Since Denisse is really in to the Marvel superheroes, I am going to take her to see Deadpool and Wolverine. I enjoy the movies too. I am also looking forward to having a nice romantic dinner again with someone special. I miss the intimacy and connection and I am so happy I’ve found it. I am thankful to my friend for connecting the two of us.
I am also feeling happy because my depression is slowly lifting. The mornings are becoming much easier for me. The additional dosage of medication has helped tremendously. I wake up feeling less foggy headed and more cheerful; feeling less inertia to begin the day. Today I have some serious plans to knock out Red Hat studying and make some progress on the WordPress class that I purchased on Udemy. I think it will be easier to do this since I am feeling better.
I am ready to make some major personal strides starting today with learning and getting out of being mired in poverty and disability. It’s going to take awhile and a lot of patience and determination but I am going to do it. I especially want to do it if I am to potentially have a life with Denisse. I know this is putting the cart before the horse but my mind is gravitating to this because she is compassionate and empathetic in a way I have never encountered before.

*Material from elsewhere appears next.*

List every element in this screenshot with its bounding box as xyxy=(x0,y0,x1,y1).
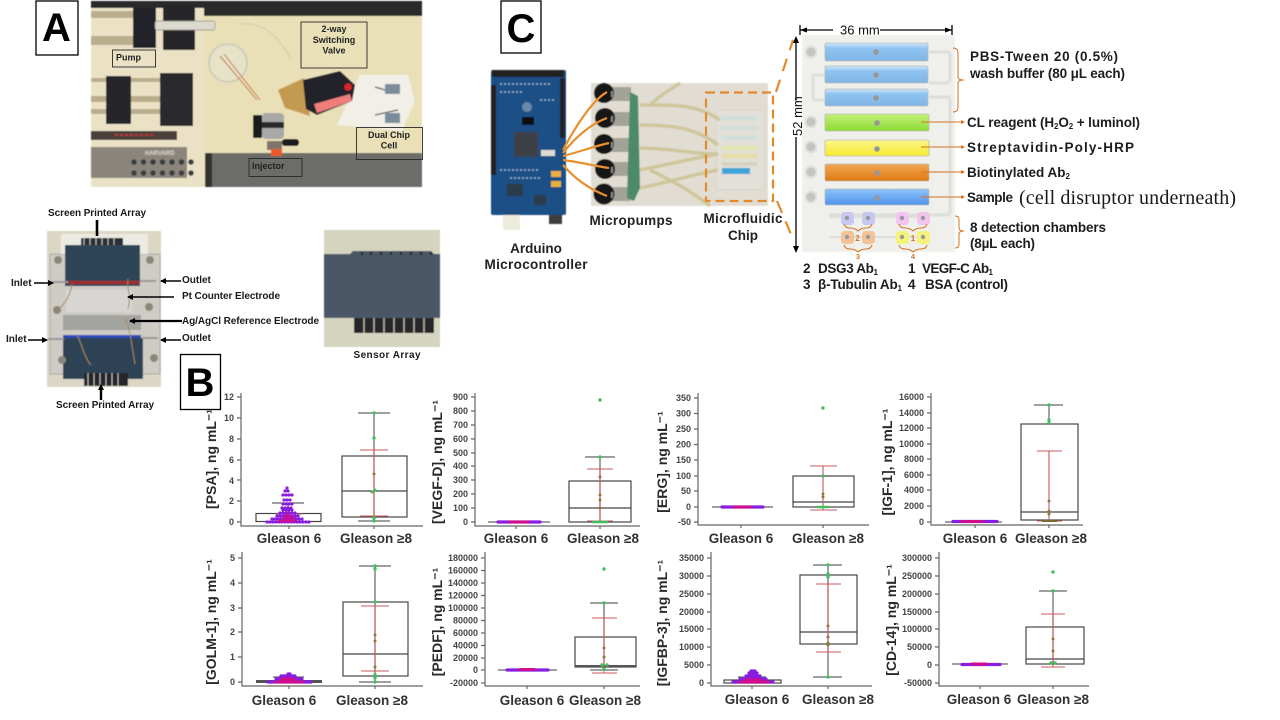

I wonder what I can do to eke out a living and what I can try to do. I know I have a lot of ideas: developing websites for small businesses, writing technical books, working as a Linux System Administrator, etc. Being a world of ideas is all fine and dandy, but, I need to turn at least one of the ideas into something based in reality. What I know I can do starting today is to sit down and begin writing that technical book and study Red Hat Linux. These are two concrete things that I can do that will produce some result.